Politicians have called for a watchdog investigation into whether the "staggering" £326,000 spent by the RSPCA on legal action against a fox hunt was a breach of the charity's obligations.
Tory MP Simon Hart, the former head of the Countryside Alliance, has written to the Charity Commission along with a small cross-party group of MPs and peers asking it to investigate.
The commission said that "on face value" there was no reason for it to intervene however, and that it was a matter for the animal protection charity's trustees to scrutinise the spending.
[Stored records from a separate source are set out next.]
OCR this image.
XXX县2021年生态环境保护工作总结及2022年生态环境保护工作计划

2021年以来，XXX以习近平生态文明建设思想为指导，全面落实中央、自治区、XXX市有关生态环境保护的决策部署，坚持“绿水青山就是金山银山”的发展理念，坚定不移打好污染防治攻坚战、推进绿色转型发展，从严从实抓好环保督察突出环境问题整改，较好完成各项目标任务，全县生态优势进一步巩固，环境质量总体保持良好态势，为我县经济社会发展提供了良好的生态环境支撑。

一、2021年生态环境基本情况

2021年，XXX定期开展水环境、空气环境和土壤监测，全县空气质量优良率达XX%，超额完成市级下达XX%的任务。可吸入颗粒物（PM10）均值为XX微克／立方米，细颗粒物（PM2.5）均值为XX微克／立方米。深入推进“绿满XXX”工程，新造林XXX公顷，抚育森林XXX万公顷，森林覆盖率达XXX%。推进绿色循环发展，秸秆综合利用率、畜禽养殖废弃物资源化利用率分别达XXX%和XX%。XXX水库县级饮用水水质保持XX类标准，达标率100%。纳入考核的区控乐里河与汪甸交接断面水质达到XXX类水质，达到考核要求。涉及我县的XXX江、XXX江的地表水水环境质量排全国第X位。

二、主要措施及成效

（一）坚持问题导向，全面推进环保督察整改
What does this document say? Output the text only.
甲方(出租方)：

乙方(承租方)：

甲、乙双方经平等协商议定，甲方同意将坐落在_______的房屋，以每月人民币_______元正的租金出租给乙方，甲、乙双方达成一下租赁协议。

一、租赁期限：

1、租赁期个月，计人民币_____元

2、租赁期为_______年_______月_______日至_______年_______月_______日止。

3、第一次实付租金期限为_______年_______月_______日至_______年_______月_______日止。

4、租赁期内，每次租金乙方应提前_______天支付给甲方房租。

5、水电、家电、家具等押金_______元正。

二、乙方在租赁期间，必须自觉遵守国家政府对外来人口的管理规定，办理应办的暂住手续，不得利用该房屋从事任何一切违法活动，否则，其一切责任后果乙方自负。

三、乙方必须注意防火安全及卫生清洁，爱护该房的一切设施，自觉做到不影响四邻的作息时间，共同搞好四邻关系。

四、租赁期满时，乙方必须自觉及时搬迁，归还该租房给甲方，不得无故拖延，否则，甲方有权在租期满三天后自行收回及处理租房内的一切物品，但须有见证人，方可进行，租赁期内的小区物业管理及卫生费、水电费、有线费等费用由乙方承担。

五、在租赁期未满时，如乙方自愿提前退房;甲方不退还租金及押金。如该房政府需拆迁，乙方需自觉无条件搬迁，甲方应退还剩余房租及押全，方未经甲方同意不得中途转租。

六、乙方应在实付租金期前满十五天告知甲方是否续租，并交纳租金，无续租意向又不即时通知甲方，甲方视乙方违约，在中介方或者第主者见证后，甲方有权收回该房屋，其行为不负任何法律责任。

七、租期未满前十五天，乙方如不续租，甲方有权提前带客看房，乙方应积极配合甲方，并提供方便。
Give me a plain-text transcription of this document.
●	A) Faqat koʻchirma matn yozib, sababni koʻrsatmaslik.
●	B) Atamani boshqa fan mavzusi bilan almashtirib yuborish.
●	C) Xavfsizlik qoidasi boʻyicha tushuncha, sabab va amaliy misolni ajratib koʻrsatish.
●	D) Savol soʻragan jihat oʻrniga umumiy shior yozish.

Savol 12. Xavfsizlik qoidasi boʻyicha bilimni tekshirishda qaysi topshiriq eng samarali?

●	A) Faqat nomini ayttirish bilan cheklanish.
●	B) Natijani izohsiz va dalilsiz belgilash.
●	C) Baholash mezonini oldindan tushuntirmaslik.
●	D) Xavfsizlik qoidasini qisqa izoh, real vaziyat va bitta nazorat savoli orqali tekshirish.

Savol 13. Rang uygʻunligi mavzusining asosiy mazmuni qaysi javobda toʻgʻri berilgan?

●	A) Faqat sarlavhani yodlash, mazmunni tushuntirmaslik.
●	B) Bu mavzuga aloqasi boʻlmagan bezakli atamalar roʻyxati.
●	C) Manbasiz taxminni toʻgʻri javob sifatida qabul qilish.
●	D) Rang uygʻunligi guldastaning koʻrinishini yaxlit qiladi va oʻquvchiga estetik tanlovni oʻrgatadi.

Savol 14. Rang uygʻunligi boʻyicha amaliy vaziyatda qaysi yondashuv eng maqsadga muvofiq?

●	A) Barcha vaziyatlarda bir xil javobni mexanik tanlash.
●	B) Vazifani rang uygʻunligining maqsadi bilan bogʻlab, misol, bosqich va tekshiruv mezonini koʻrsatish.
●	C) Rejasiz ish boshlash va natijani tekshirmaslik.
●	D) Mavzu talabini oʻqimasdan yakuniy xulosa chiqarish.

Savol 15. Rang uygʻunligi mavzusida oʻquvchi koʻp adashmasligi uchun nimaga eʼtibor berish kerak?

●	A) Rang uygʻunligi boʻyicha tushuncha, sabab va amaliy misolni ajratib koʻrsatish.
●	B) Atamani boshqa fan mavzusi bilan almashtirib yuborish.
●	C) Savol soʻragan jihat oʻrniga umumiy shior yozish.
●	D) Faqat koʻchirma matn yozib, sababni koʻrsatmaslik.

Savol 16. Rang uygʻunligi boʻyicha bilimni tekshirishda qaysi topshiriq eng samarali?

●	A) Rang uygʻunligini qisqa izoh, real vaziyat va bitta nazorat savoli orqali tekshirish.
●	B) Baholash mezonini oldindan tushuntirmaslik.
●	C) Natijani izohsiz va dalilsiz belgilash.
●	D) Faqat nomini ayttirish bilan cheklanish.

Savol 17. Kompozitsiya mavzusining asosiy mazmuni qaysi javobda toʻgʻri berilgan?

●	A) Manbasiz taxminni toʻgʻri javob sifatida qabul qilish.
On Monday the Heythrop Hunt - with which Prime Minister David Cameron has ridden in the past - admitted four charges of intentionally hunting a fox with dogs on land in the Cotswolds, in breach of the ban.
Julian Barnsfield, 49 (second left) and and recently retired hunt master Richard Sumner, 68 (left) pleaded guilty to four charges of intentionally hunting a fox with dogs on land in the Cotswolds
District Judge Tim Pattinson imposed a £4,000 fine on the hunt and smaller fines on two individual members and told it to pay £15,000 towards the RSPCA's costs.
But passing sentence, he also said he found "quite staggering" the sum spent by the charity bringing the prosecution.
"Members of the public may feel that RSPCA funds can be more usefully employed," he said.
The politicians, including Labour's Kate Hoey, Liberal Democrat Mark Williams and Tory former Cabinet minister Lord Heseltine, raised concerns in a letter to commission chairman William Shawcross, seen by the Daily Telegraph.
David Cameron has formerly ridden with the Heythrop Hunt
"We believe that this 'staggering' expenditure constitutes a clear breach of the 'duty of prudence' by the trustees of the RSPCA in that it cannot possibly be argued that charitable funds and assets have been used reasonably," they said.
The prosecution could have been brought more cheaply using in-house lawyers, they suggested.
"Instead, hundreds of thousands of pounds donated to the RSPCA by members of the public have been squandered unnecessarily on lawyers' fees."